Although a commercial item prime contractor may not be required to provide certified cost or pricing data, a contracting officer may, in some instances, require such a prime contractor to furnish "information other than cost or pricing data." See FAR § 15.403-3(a)(1). This requirement is embodied in the clause at FAR § 52.215-20. This "price reasonableness" clause, however, is not appropriate for inclusion in commercial item or commercial component subcontracts.

The clause at FAR § 52.215-20 is not appropriate for inclusion in subcontracts for commercial items under prime contracts that are excepted from TINA requirements. If an offeror is not required to submit cost or pricing data, the contracting officer does not analyze the prime contractor's costs, but rather performs price analysis on the prime contractor's proposal. See FAR § 15.404-1(a)(2). Information about the contractor's costs is generally irrelevant in price analysis, which involves such activities as market research, the review of price lists, and comparison with prior contract prices. See FAR § 15.404-1(b). Thus, information regarding the reasonableness of a subcontractor's prices -- which relates to the prime contractor's costs -- is not relevant to price analysis of the prime contractor's proposal.

Likewise, the clause is not appropriate for inclusion in subcontracts for commercial items or commercial components under prime contracts subject to TINA data submission requirements. When a prime contractor or higher-tier subcontractor is required to submit cost or pricing data, it must analyze subcontractor proposals and provide such analysis to the contracting officer. See FAR § 15.404-3. Nevertheless, the prime contractor or higher-tier subcontractor, not the contracting officer, are in the best position to determine whether information other than cost or pricing data is necessary to determine the reasonableness of prices proposed by a commercial item subcontractor. For example, if a subcontractor is selected through adequate price competition, it is not necessary for a prime contractor or higher-tier subcontractor to obtain any information to determine price reasonableness. See FAR § 15.403-3(b). To require the flow-down of the clause at FAR § 52.215-20 in such a case would impose a requirement for submission of information other than cost or pricing data beyond what is currently required by statute or regulation.

C. Recommendation

Based on the discussion above, the Section recommends that the authority of the contracting officer to require the flow-down of "price reasonableness" clauses to commercial item subcontracts to be deleted from the clauses at FAR § 52.212-5 and § 52.244-6, so that both clauses would read as follows:

[T]he Contractor is not required to include in any FAR provision or clause, other than those listed below to the extent that they are applicable in a subcontract at any tier for commercial items or commercial components. . . .

III. CONCLUSION

The Section does not oppose the amendments made by the proposed rule. The Section recommends, however, that the proposed rule be redrafted to incorporate the changes discussed above.

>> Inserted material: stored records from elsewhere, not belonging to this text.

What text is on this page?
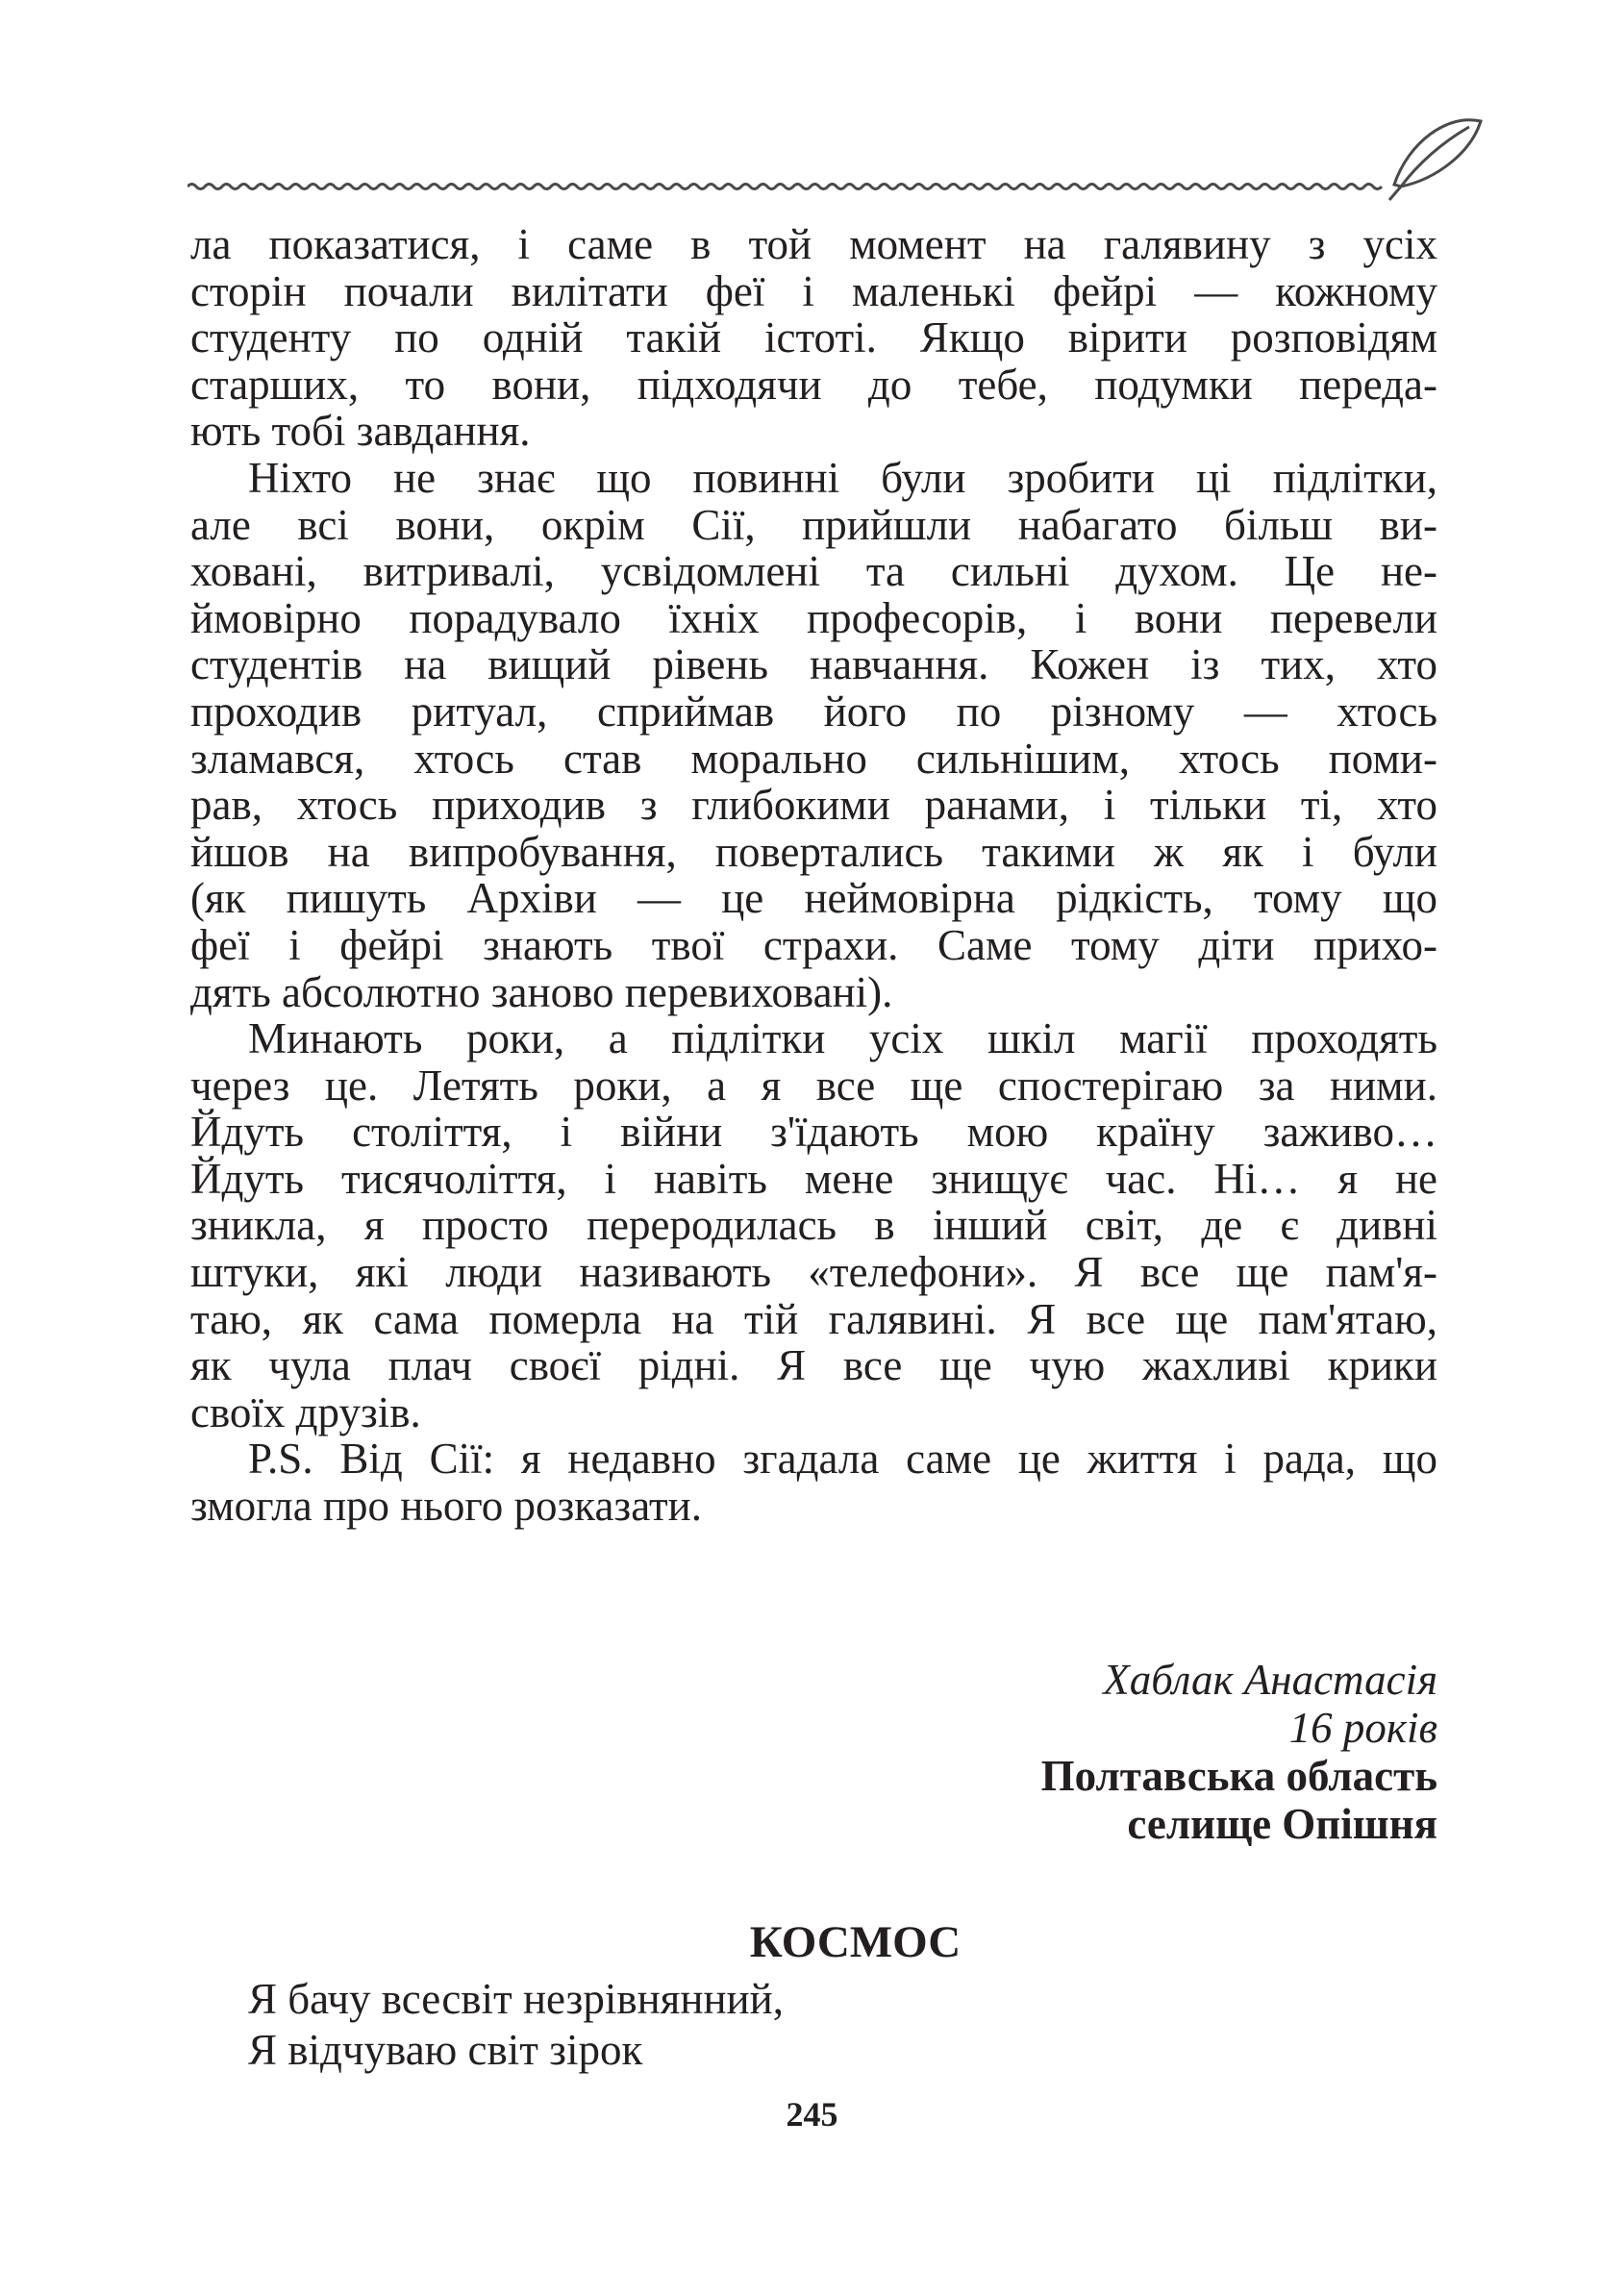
ла показатися, і саме в той момент на галявину з усіх
сторін почали вилітати феї і маленькі фейрі — кожному
студенту по одній такій істоті. Якщо вірити розповідям
старших, то вони, підходячи до тебе, подумки переда-
ють тобі завдання.
Ніхто не знає що повинні були зробити ці підлітки,
але всі вони, окрім Сії, прийшли набагато більш ви-
ховані, витривалі, усвідомлені та сильні духом. Це не-
ймовірно порадувало їхніх професорів, і вони перевели
студентів на вищий рівень навчання. Кожен із тих, хто
проходив ритуал, сприймав його по різному — хтось
зламався, хтось став морально сильнішим, хтось поми-
рав, хтось приходив з глибокими ранами, і тільки ті, хто
йшов на випробування, повертались такими ж як і були
(як пишуть Архіви — це неймовірна рідкість, тому що
феї і фейрі знають твої страхи. Саме тому діти прихо-
дять абсолютно заново перевиховані).
Минають роки, а підлітки усіх шкіл магії проходять
через це. Летять роки, а я все ще спостерігаю за ними.
Йдуть століття, і війни з'їдають мою країну заживо…
Йдуть тисячоліття, і навіть мене знищує час. Ні… я не
зникла, я просто переродилась в інший світ, де є дивні
штуки, які люди називають «телефони». Я все ще пам'я-
таю, як сама померла на тій галявині. Я все ще пам'ятаю,
як чула плач своєї рідні. Я все ще чую жахливі крики
своїх друзів.
P.S. Від Сії: я недавно згадала саме це життя і рада, що
змогла про нього розказати.
Хаблак Анастасія
16 років
Полтавська область
селище Опішня
КОСМОС
Я бачу всесвіт незрівнянний,
Я відчуваю світ зірок
245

The Section appreciates the opportunity to provide comments and is available to provide assistance as you may require.

Sincerely,

Marcia G. Madsen
Chair
Section of Public Contract Law

cc: David A. Churchill
Rand L. Allen
Gregory A. Smith
Patricia A. Meagher
Marshall J. Doke, Jr.
John T. Kuelbs
Michael K. Love
Council Members
Chair and Vice Chair(s) of the Commercial Products and Services Committee
Alexander J. Brittin

Footnotes:

1/ The clauses "listed below" the paragraph are: (1) Equal Opportunity (FAR § 52.222-26); (2) Affirmative Action for Special Disabled and Vietnam Era Veterans (FAR § 52.222-35); (3) Affirmative Action for Handicapped Workers (FAR § 52.222-36); and (4) Preference for Privately Owned U.S.-Flagged Commercial Vessels (FAR § 52.247-64).

2/ In this letter, citations to FAR Part 15 or clauses implementing Part 15 incorporate revisions made in the Part 15 Rewrite. See 62 Fed. Reg. 51224 (Sept. 30, 1997).